Reputation: 471
I wrote an Greasemonkey/Tampermonkey script with this code:
var on = true;
function doSomething(){
if(on){
//do stuff
}
}
setInterval(doSomething,1000);
Normally the function is active but for some few cases, I want to disable it from the javascript console in the browser.
I do not want to add an extra toggle button to the webpage.
How can I achieve this? Entering on = true
, in the console, does not work because on
is "not defined".
Upvotes: 3
Views: 8867
Reputation: 93443
Greasemonkey, and Tampermonkey, operate in separate scopes from the target page, and may use a sandbox as well.

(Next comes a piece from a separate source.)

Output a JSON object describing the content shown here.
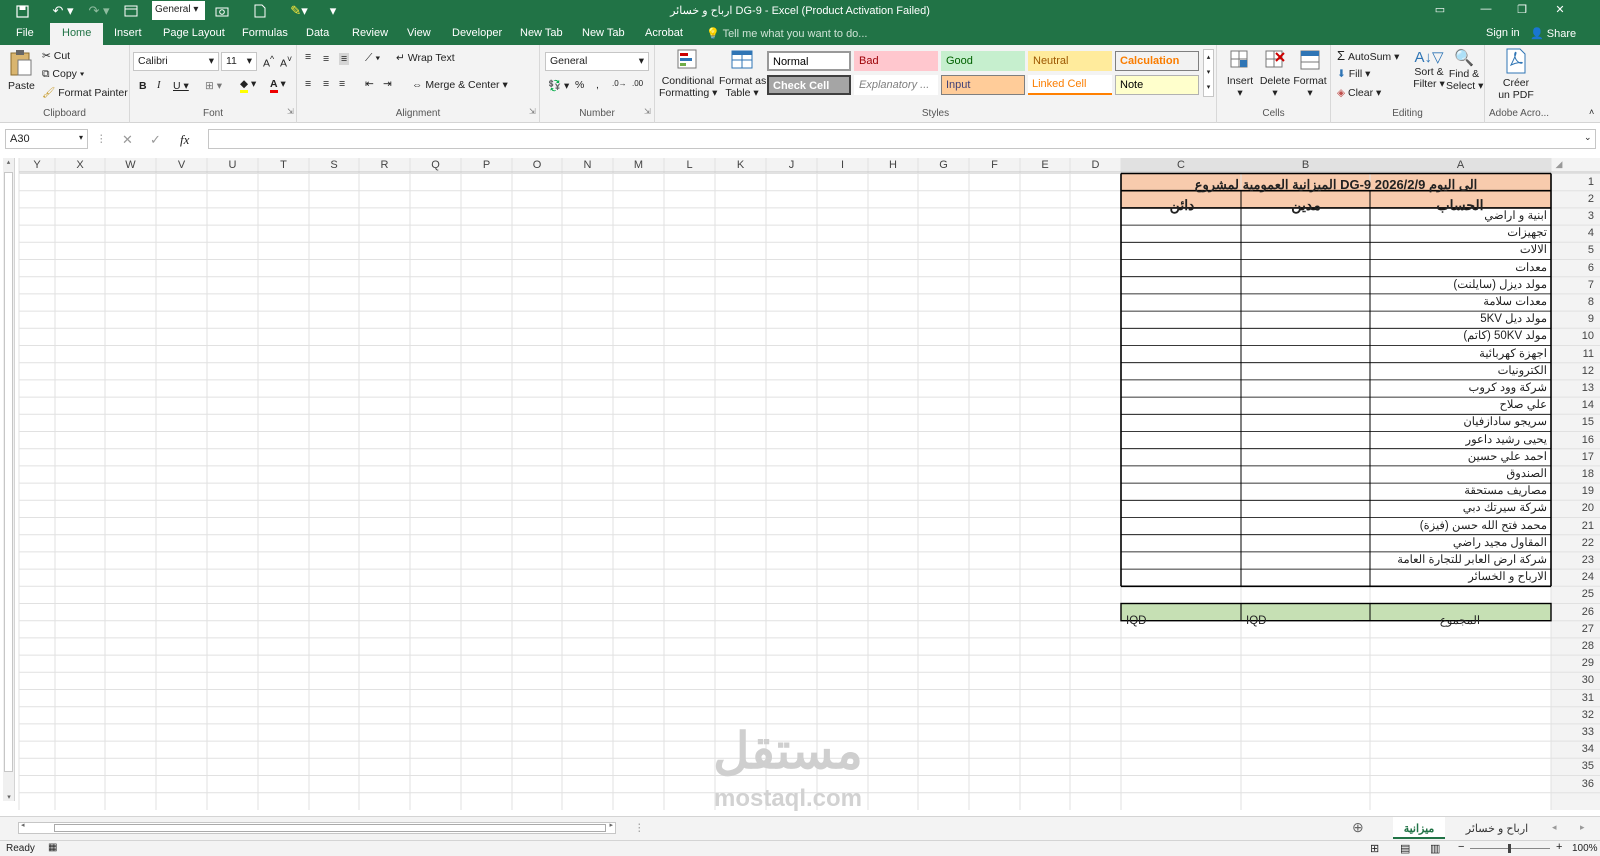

The target page and JS console can not see variables and functions defined in the script scope, but your script can inject stuff into the target page's scope.
So, place your on
variable in the target page scope, and you can then control that function from the console. In this case, use unsafeWindow
Doc to do that.
A complete Greasemonkey and Tampermonkey script that does that is:
// ==UserScript==
// @name _Allow console control of Tampermonkey function
// @include http://YOUR_SERVER.COM/YOUR_PATH/*
// @grant unsafeWindow
// ==/UserScript==
unsafeWindow.on = true;
function doSomething () {
if (unsafeWindow.on){
//do stuff
}
}
setInterval (doSomething, 1000);
From the console, omit the unsafeWindow
. That is, you would use:
on = false;
// OR
on = true;
to stop and start that script's action.
Note that, in Chrome, the script must be running in Tampermonkey, not Chrome's native userscript emulation.